Then and Now: Mogadishu’s 1963 Municipal Elections and the Return of the Ballot
GOOBJOOG NEWS|MOGADISHU: s Mogadishu prepares for local council elections under a one person, one vote system, the moment invites comparison with a largely forgotten chapter in Somalia’s democratic history: the 1963 municipal elections, the last clear precedent for elected local government before the military takeover of 1969.
Mogadishu before 1969: a city that voted
After independence in 1960, Somalia adopted a civilian, parliamentary system that combined strong central authority with elected local councils. While regional and district administrators were appointed by the central government, municipal councils were elected, giving cities like Mogadishu a direct political voice at the local level.
The most consequential test of this system came in November 1963, when Somalia held nationwide municipal elections. These polls followed the country’s first parliamentary elections and were part of an effort to entrench democratic practice beyond the national legislature.
In Mogadishu, voters elected a city council that exercised real authority over municipal affairs, including local taxation, budgeting, urban planning and service oversight. The council was not symbolic. It met, debated, passed resolutions and, crucially, selected the city’s mayor from among its members.
Political competition and party dominance
The 1963 municipal elections were competitive, but they also revealed early structural imbalances. The Somali Youth League (SYL), the dominant nationalist party that had led the independence struggle, won an overwhelming majority of municipal seats nationwide, including in Mogadishu.
Opposition parties complained of unfair advantages enjoyed by the ruling party, including access to state resources and influence over administrative structures. While the elections were broadly accepted as legitimate, they exposed tensions that would later deepen in national politics.
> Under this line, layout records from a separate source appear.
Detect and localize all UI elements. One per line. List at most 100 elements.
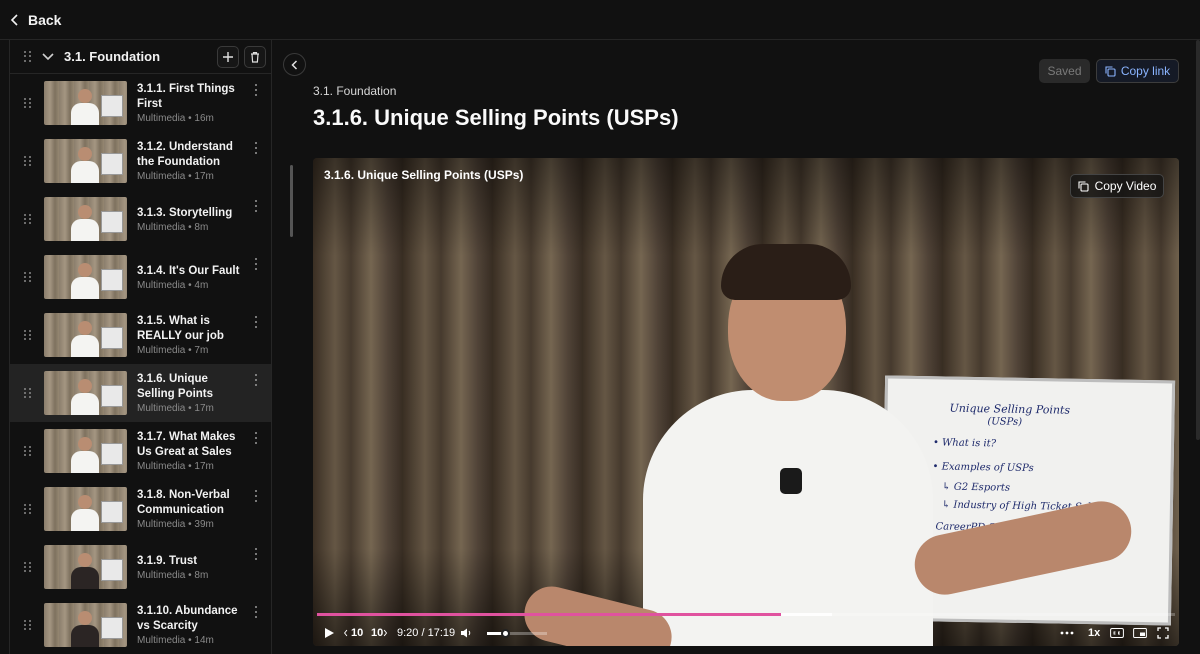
drag-handle-icon[interactable] <box>24 503 32 515</box>
lesson-text: 3.1.9. Trust Multimedia • 8m <box>137 554 243 581</box>
volume-button[interactable] <box>460 627 472 639</box>
drag-handle-icon[interactable] <box>24 445 32 457</box>
lesson-meta: Multimedia • 14m <box>137 635 214 646</box>
drag-handle-icon[interactable] <box>24 561 32 573</box>
progress-played <box>317 613 782 616</box>
drag-handle-icon[interactable] <box>24 329 32 341</box>
captions-button[interactable] <box>1110 627 1124 639</box>
back-button[interactable]: Back <box>10 12 61 28</box>
lesson-item[interactable]: 3.1.3. Storytelling Multimedia • 8m <box>10 190 271 248</box>
lesson-title: 3.1.2. Understand the Foundation of... <box>137 141 233 168</box>
section-header[interactable]: 3.1. Foundation <box>10 40 271 74</box>
page-scrollbar[interactable] <box>1196 40 1200 440</box>
lesson-meta: Multimedia • 7m <box>137 345 209 356</box>
lesson-thumbnail[interactable] <box>44 603 127 647</box>
presenter <box>643 390 933 646</box>
more-vertical-icon[interactable] <box>255 548 259 560</box>
lesson-text: 3.1.7. What Makes Us Great at Sales Multi… <box>137 430 243 472</box>
drag-handle-icon[interactable] <box>24 387 32 399</box>
picture-in-picture-button[interactable] <box>1133 627 1147 639</box>
more-vertical-icon[interactable] <box>255 316 259 328</box>
copy-link-label: Copy link <box>1120 64 1171 78</box>
copy-video-button[interactable]: Copy Video <box>1070 174 1164 198</box>
lesson-item[interactable]: 3.1.2. Understand the Foundation of... Mu… <box>10 132 271 190</box>
lesson-text: 3.1.5. What is REALLY our job Multimedia … <box>137 314 243 356</box>
video-player[interactable]: 3.1.6. Unique Selling Points (USPs) Copy… <box>313 158 1179 646</box>
add-lesson-button[interactable] <box>217 45 239 68</box>
drag-handle-icon[interactable] <box>24 619 32 631</box>
drag-handle-icon[interactable] <box>24 97 32 109</box>
lesson-item[interactable]: 3.1.7. What Makes Us Great at Sales Multi… <box>10 422 271 480</box>
video-title: 3.1.6. Unique Selling Points (USPs) <box>324 168 524 182</box>
fullscreen-button[interactable] <box>1157 627 1169 639</box>
volume-knob[interactable] <box>501 629 510 638</box>
lesson-text: 3.1.6. Unique Selling Points (USPs) Multi… <box>137 372 243 414</box>
whiteboard-line: • Examples of USPs <box>932 461 1034 475</box>
lesson-item[interactable]: 3.1.8. Non-Verbal Communication Multimedi… <box>10 480 271 538</box>
lesson-title: 3.1.4. It's Our Fault <box>137 264 240 277</box>
drag-handle-icon[interactable] <box>24 155 32 167</box>
more-vertical-icon[interactable] <box>255 84 259 96</box>
lesson-item[interactable]: 3.1.1. First Things First Multimedia • 16… <box>10 74 271 132</box>
forward-10-button[interactable]: 10 <box>371 627 390 639</box>
lesson-title: 3.1.10. Abundance vs Scarcity <box>137 605 238 632</box>
lesson-thumbnail[interactable] <box>44 429 127 473</box>
lesson-item[interactable]: 3.1.4. It's Our Fault Multimedia • 4m <box>10 248 271 306</box>
play-icon <box>325 628 334 638</box>
more-horizontal-icon <box>1060 631 1074 635</box>
page-title: 3.1.6. Unique Selling Points (USPs) <box>313 105 679 130</box>
lesson-thumbnail[interactable] <box>44 197 127 241</box>
playback-speed-button[interactable]: 1x <box>1088 627 1100 639</box>
lesson-item[interactable]: 3.1.6. Unique Selling Points (USPs) Multi… <box>10 364 271 422</box>
drag-handle-icon[interactable] <box>24 51 32 62</box>
lesson-title: 3.1.5. What is REALLY our job <box>137 315 224 342</box>
rewind-10-button[interactable]: 10 <box>344 627 363 639</box>
lesson-item[interactable]: 3.1.10. Abundance vs Scarcity Multimedia … <box>10 596 271 654</box>
lesson-meta: Multimedia • 39m <box>137 519 214 530</box>
lesson-thumbnail[interactable] <box>44 255 127 299</box>
lesson-meta: Multimedia • 8m <box>137 221 209 233</box>
rewind-label: 10 <box>351 627 364 639</box>
lesson-thumbnail[interactable] <box>44 81 127 125</box>
captions-icon <box>1110 628 1124 638</box>
more-vertical-icon[interactable] <box>255 258 259 270</box>
top-bar: Back <box>0 0 1200 40</box>
more-vertical-icon[interactable] <box>255 374 259 386</box>
more-options-button[interactable] <box>1060 627 1074 639</box>
collapse-sidebar-button[interactable] <box>283 53 306 76</box>
breadcrumb[interactable]: 3.1. Foundation <box>313 84 396 98</box>
more-vertical-icon[interactable] <box>255 142 259 154</box>
lesson-thumbnail[interactable] <box>44 139 127 183</box>
lesson-thumbnail[interactable] <box>44 487 127 531</box>
whiteboard-line: Unique Selling Points <box>949 401 1071 417</box>
lesson-item[interactable]: 3.1.5. What is REALLY our job Multimedia … <box>10 306 271 364</box>
copy-link-button[interactable]: Copy link <box>1096 59 1179 83</box>
more-vertical-icon[interactable] <box>255 200 259 212</box>
more-vertical-icon[interactable] <box>255 432 259 444</box>
lesson-meta: Multimedia • 8m <box>137 569 209 581</box>
lesson-thumbnail[interactable] <box>44 545 127 589</box>
volume-slider[interactable] <box>487 629 547 638</box>
lesson-sidebar: 3.1. Foundation 3.1.1. First Things Firs… <box>9 40 272 654</box>
saved-button[interactable]: Saved <box>1039 59 1090 83</box>
lesson-item[interactable]: 3.1.9. Trust Multimedia • 8m <box>10 538 271 596</box>
presenter-hair <box>721 244 851 300</box>
lesson-list: 3.1.1. First Things First Multimedia • 16… <box>10 74 271 654</box>
forward-icon <box>384 629 388 637</box>
video-progress-bar[interactable] <box>317 613 1175 616</box>
more-vertical-icon[interactable] <box>255 490 259 502</box>
volume-icon <box>461 628 471 638</box>
lesson-thumbnail[interactable] <box>44 371 127 415</box>
whiteboard-line: ↳ G2 Esports <box>942 481 1011 494</box>
lesson-thumbnail[interactable] <box>44 313 127 357</box>
lesson-meta: Multimedia • 17m <box>137 403 214 414</box>
drag-handle-icon[interactable] <box>24 271 32 283</box>
lesson-title: 3.1.6. Unique Selling Points (USPs) <box>137 373 214 400</box>
chevron-down-icon[interactable] <box>42 52 54 61</box>
drag-handle-icon[interactable] <box>24 213 32 225</box>
lesson-text: 3.1.2. Understand the Foundation of... Mu… <box>137 140 243 182</box>
more-vertical-icon[interactable] <box>255 606 259 618</box>
delete-section-button[interactable] <box>244 45 266 68</box>
sidebar-scrollbar[interactable] <box>290 165 293 237</box>
play-button[interactable] <box>323 627 335 639</box>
Still, the vote marked a period when citizens directly shaped local governance, and municipal councils functioned as political institutions rather than extensions of the executive.
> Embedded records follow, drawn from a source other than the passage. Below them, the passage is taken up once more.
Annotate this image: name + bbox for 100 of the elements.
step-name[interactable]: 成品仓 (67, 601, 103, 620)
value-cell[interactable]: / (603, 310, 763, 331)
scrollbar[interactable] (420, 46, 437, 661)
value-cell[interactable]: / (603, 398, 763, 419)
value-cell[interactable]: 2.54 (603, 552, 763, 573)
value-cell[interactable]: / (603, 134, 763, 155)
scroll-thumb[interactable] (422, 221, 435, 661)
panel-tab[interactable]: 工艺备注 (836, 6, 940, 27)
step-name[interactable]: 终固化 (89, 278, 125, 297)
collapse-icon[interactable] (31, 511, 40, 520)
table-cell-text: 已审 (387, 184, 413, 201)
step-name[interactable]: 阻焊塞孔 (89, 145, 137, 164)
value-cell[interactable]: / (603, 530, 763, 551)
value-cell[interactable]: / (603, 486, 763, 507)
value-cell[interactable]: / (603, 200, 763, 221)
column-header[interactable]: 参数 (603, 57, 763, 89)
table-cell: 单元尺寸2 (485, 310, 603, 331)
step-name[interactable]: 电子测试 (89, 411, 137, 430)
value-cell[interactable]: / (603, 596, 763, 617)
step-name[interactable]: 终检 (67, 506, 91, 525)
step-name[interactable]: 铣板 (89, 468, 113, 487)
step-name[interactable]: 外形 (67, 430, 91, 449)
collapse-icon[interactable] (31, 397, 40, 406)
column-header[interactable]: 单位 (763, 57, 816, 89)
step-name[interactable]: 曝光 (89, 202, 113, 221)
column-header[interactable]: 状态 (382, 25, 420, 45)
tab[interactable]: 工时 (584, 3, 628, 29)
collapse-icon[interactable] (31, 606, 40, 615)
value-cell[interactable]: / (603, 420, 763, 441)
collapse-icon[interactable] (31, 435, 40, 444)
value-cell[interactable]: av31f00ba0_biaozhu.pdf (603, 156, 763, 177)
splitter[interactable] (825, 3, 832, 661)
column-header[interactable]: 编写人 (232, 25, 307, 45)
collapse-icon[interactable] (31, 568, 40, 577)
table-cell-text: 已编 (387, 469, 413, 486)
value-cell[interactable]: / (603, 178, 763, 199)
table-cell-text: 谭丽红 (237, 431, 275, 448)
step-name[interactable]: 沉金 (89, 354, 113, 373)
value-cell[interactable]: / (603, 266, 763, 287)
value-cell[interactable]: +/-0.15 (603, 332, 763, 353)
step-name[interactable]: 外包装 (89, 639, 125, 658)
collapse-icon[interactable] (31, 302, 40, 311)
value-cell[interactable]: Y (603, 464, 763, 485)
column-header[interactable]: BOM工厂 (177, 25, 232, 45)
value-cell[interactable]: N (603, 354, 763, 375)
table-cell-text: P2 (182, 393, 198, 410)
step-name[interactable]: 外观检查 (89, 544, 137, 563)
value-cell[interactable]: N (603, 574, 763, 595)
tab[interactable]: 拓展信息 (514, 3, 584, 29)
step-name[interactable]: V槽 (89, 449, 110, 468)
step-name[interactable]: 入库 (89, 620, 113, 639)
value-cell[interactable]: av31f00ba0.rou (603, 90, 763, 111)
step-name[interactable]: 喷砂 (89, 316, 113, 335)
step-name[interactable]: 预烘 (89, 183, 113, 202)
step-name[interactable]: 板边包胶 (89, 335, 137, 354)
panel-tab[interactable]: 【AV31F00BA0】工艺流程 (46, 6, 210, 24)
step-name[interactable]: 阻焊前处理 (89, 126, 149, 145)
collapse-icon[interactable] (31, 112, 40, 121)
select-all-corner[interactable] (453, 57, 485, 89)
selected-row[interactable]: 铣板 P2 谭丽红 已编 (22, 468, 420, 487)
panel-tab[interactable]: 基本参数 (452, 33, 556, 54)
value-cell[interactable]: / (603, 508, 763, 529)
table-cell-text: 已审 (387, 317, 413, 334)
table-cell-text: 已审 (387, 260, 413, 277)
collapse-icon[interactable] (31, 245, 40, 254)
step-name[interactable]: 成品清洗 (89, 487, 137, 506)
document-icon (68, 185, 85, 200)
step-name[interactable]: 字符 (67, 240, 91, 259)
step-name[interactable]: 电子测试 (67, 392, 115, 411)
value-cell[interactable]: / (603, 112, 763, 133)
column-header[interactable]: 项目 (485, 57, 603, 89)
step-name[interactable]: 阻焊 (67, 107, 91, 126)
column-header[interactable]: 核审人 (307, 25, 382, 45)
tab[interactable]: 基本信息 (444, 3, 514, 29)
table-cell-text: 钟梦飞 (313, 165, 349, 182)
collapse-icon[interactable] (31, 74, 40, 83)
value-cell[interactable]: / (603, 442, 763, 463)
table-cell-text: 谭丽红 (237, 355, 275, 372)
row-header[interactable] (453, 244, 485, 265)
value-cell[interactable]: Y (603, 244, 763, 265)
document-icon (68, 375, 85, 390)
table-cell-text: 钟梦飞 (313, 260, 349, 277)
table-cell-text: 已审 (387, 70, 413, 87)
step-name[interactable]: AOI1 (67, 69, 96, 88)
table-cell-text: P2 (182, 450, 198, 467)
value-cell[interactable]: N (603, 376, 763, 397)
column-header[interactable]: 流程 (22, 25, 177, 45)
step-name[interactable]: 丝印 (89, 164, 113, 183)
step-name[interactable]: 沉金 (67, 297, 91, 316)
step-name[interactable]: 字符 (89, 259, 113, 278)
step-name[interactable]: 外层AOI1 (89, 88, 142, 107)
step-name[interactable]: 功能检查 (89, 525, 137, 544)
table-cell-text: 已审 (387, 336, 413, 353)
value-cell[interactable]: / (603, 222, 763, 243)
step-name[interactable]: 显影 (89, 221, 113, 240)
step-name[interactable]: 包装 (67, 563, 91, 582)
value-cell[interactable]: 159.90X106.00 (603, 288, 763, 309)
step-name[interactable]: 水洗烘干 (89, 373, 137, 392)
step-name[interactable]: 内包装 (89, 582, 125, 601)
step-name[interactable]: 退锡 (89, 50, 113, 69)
The last elected council before the collapse
Following the 1963 vote, Mogadishu’s newly elected council convened in early 1964 and elected a mayor, reinforcing the principle that local leadership flowed from the ballot, not appointment.
This democratic cycle continued, unevenly, until 1969, when Somalia held combined parliamentary and municipal elections in March. Months later, the military seized power in October, dissolved elected institutions and abolished local councils as political bodies. For the next two decades, municipal governance became a purely administrative function of the state.
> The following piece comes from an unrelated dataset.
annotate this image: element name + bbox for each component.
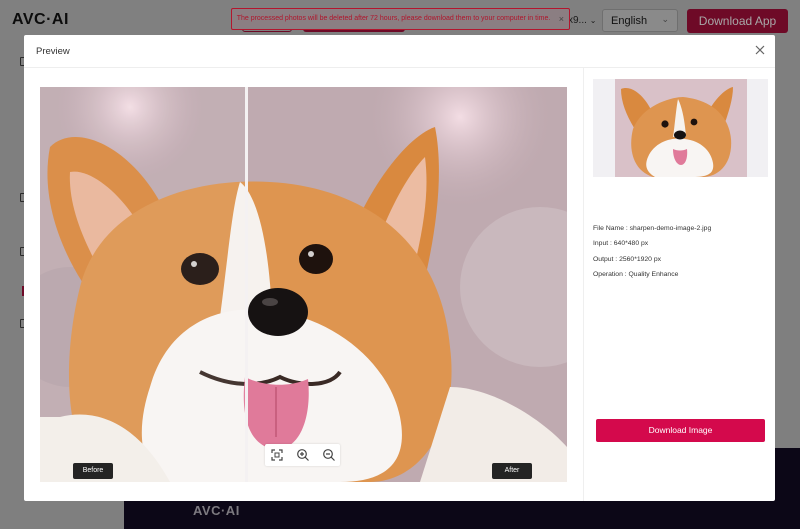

Why 1963 still matters today
The 1963 municipal elections matter because they show that direct local democracy in Mogadishu is not a new experiment, but a return to an interrupted tradition. They demonstrated that citizens once elected councils with real authority over local governance, that political legitimacy flowed from the ballot rather than appointment, and that local elections formed part of a broader democratic cycle linked to national politics. As Mogadishu votes again today, 1963 stands as the closest historical reference point for what one person, one vote once looked like in the city, and what it could become again if sustained.
A partial restoration, not a reinvention
By returning to direct local elections in Mogadishu, Somalia is not inventing something new. It is reviving an interrupted democratic practice, one that existed before authoritarian rule reshaped the state.
Whether this moment becomes a foundation for the planned 2026 elections, or remains an isolated experiment, will depend on political consensus, security realities and public trust. But historically, Mogadishu has been here before — and it voted.